The Condorcet criterion is satisfied by MCA-VR if the pairwise champion (PC, aka CW) is visible on the ballots and would beat at least one other candidate by an absolute majority. It is satisfied by MCA-AR if at least half the voters at least approve the PC in the first round of voting. Other MCA versions fail this criterion.

Clone Independence is satisfied by most MCA versions. In fact, even the stronger Independence of irrelevant alternatives is satisfied by MCA-A, MCA-P, MCA-M, and MCA-S. Clone independence is satisfied along with the weaker and related ISDA by MCA-IR and MCA-AR, if ISDA-compliant Condorcet methods (ie, Schulze) are used to choose the two "finalists". Using simpler methods (such as MCA itself) to decide the finalists, MCA-IR and MCA-AR are not clone independent.

The Later-no-help criterion and the Favorite Betrayal criterion are satisfied by MCA-P. They're also satisfied by MCA-AR if MCA-P is used to pick the two finalists.

The Participation and Summability criterion are not satisfied by any MCA variant, although MCA-P only fails Participation if the additional vote causes an approval majority.

None of the methods satisfy Later-no-harm.

All of the methods are matrix-summable for counting at the precinct level. Only MCA-IR actually requires a matrix (or, possibly two counting rounds), and is thus "summable for k=2" ; the others require only O(N) tallies, and are thus "summable for k=1".

Thus, the method which satisfies the most criteria is MCA-AR, using Schulze over the ballots to select one finalist and MCA-P to select the other. Also notable are MCA-M and MCA-P, which, as rated methods (and thus ones which fail Arrow's ranking-based Universality Criterion), are able to seem to "violate Arrow's Theorem" by simultaneously satisfying monotonicity and independence of irrelevant alternatives (as well as of course sovereignty and non-dictatorship).

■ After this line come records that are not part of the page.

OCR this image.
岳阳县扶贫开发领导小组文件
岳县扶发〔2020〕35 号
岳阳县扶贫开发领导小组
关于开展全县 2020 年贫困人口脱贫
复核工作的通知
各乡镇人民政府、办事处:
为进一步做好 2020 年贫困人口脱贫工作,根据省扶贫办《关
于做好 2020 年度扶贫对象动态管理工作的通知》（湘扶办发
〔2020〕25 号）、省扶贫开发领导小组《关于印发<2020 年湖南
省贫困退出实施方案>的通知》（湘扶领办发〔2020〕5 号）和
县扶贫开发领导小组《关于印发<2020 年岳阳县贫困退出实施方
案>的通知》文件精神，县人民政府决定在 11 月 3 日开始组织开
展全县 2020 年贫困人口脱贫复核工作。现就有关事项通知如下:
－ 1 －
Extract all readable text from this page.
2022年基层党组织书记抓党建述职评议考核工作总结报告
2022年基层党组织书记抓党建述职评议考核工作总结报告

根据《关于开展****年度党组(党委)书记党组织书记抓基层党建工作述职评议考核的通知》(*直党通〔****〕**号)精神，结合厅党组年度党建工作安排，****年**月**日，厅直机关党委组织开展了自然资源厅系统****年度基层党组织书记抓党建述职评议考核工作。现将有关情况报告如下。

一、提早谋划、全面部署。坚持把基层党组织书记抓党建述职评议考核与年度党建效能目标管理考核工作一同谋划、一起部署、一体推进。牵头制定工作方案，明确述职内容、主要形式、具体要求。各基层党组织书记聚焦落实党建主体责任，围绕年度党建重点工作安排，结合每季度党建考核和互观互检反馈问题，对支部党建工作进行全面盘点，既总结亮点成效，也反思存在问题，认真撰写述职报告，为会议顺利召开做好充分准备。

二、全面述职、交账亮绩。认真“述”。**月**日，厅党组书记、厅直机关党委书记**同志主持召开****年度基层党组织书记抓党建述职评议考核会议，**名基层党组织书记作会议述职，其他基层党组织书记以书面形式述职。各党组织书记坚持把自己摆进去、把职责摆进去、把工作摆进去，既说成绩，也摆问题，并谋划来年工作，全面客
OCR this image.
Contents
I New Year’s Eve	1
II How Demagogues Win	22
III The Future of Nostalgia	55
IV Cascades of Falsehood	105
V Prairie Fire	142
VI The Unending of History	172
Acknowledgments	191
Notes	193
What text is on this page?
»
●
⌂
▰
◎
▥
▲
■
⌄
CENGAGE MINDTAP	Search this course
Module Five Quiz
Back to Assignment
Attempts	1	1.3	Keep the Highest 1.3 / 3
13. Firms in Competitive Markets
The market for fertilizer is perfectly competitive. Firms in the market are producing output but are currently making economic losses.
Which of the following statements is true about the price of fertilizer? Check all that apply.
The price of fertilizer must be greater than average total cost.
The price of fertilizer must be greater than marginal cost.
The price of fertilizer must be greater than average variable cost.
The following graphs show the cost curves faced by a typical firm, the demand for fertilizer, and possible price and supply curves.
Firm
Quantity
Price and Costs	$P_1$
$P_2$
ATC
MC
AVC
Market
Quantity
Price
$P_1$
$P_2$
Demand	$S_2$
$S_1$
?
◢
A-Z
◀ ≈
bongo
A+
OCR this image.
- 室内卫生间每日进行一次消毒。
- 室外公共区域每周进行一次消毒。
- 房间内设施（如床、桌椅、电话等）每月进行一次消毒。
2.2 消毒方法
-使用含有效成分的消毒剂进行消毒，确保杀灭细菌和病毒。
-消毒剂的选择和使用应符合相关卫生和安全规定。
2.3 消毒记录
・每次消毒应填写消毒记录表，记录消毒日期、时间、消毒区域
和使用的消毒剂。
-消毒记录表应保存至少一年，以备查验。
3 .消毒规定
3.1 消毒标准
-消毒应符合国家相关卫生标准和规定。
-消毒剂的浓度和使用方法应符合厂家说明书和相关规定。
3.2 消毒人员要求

Imagine that Tennessee is having an election on the location of its capital. The population of Tennessee is concentrated around its four major cities, which are spread throughout the state. For this example, suppose that the entire electorate lives in these four cities, and that everyone wants to live as near the capital as possible.

The candidates for the capital are:

• Memphis, the state's largest city, with 42% of the voters, but located far from the other cities
• Nashville, with 26% of the voters, near the center of Tennessee
• Knoxville, with 17% of the voters
• Chattanooga, with 15% of the voters

The preferences of the voters would be divided like this:

Assume half of voters in each city rate one city preferred, two cities approved, and one city unapproved; and half rate one preferred, one approved, and two unapproved.

There is no preferred majority winner. Therefore approved votes are added. This moves Nashville and Chatanooga above 50%, so a winner can be determined. All the given resolution methods would pick Nashville.

Various strategy attempts are possible in this scenario, but all would likely fail. If the eastern and western halves of the state both strategically refused to approve each other, in an attempt by the eastern half to pick Chatanooga, Nashville would still win. If Memphis, Nashville, and Chatanooga all bullet-voted in the hopes of winning, most Knoxville voters would probably extend approval as far as Nashville to prevent a win by Memphis, and/or at least a few Memphis voters (>8% overall, out of 42%) would approve Nashville to stop Chatanooga from winning. Either one of these secondary groups would be enough to ensure a Nashville win in any of the MCA variants.